In other words, a prerequisite of being a companion to begin with?  Means the person has to already be unique and only like <1% of the population.  I cannot really imagine the Doctor dragging around a soccer mom who was like, "But I gotta get the sandwiches made for lunch and I miss my kids, so take me home."  or a frat guy who was like "Let's do beer bongs dude!" or some schlep who said, "Eh, can't we just hang out and watch TV?"  Or a neurotic type who was constantly hemming and hawing about going places and who had no sense of adventure, or maybe a much older companion who was complaining about their chronic back pain?  There are plenty of other examples of things that regular people do that could make companions more "normal", but that's never been the point of Doctor Who, and having normal people do mundane things has never been the point of the show.  It's never been about being relatable, it's always been about being wondrous and exceptional.

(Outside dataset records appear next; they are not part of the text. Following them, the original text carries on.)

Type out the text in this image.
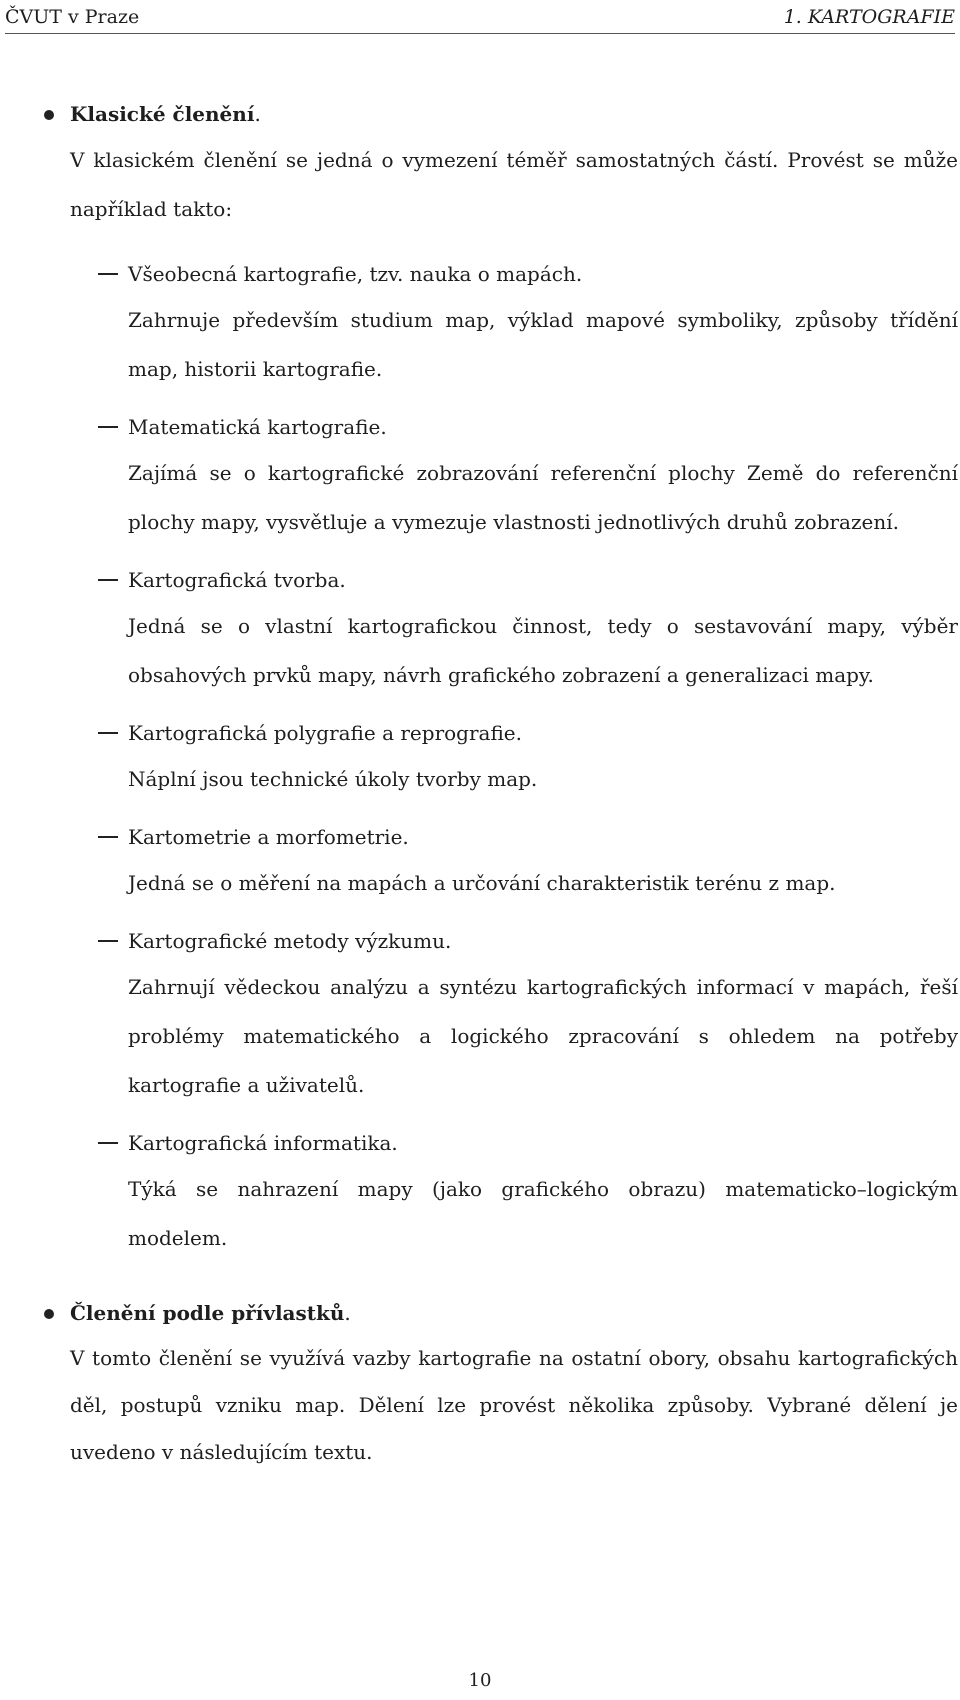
ČVUT v Praze	1. KARTOGRAFIE
Klasické členění.
V klasickém členění se jedná o vymezení téměř samostatných částí. Provést se může například takto:
Všeobecná kartografie, tzv. nauka o mapách.
Zahrnuje především studium map, výklad mapové symboliky, způsoby třídění map, historii kartografie.
Matematická kartografie.
Zajímá se o kartografické zobrazování referenční plochy Země do referenční plochy mapy, vysvětluje a vymezuje vlastnosti jednotlivých druhů zobrazení.
Kartografická tvorba.
Jedná se o vlastní kartografickou činnost, tedy o sestavování mapy, výběr obsahových prvků mapy, návrh grafického zobrazení a generalizaci mapy.
Kartografická polygrafie a reprografie.
Náplní jsou technické úkoly tvorby map.
Kartometrie a morfometrie.
Jedná se o měření na mapách a určování charakteristik terénu z map.
Kartografické metody výzkumu.
Zahrnují vědeckou analýzu a syntézu kartografických informací v mapách, řeší problémy matematického a logického zpracování s ohledem na potřeby kartografie a uživatelů.
Kartografická informatika.
Týká se nahrazení mapy (jako grafického obrazu) matematicko–logickým modelem.
Členění podle přívlastků.
V tomto členění se využívá vazby kartografie na ostatní obory, obsahu kartografických děl, postupů vzniku map. Dělení lze provést několika způsoby. Vybrané dělení je uvedeno v následujícím textu.
10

So while I cannot argue with you one way or the other on whether Moffat can write good, relatable female characters, or good relatable male characters, for that matter... I don't think that Doctor Who is really about being normal by any stretch of the imagination.  I think, though, if or when there is a female doctor, then we'd see if there were a change in the ability to write for such a complex character.  But she wouldn't be relatable either -- she'd be just as unrelatable as the doctor has always been.  At least I hope she is. Because that's what I love about the Doctor...is how magnificently unique and different he is.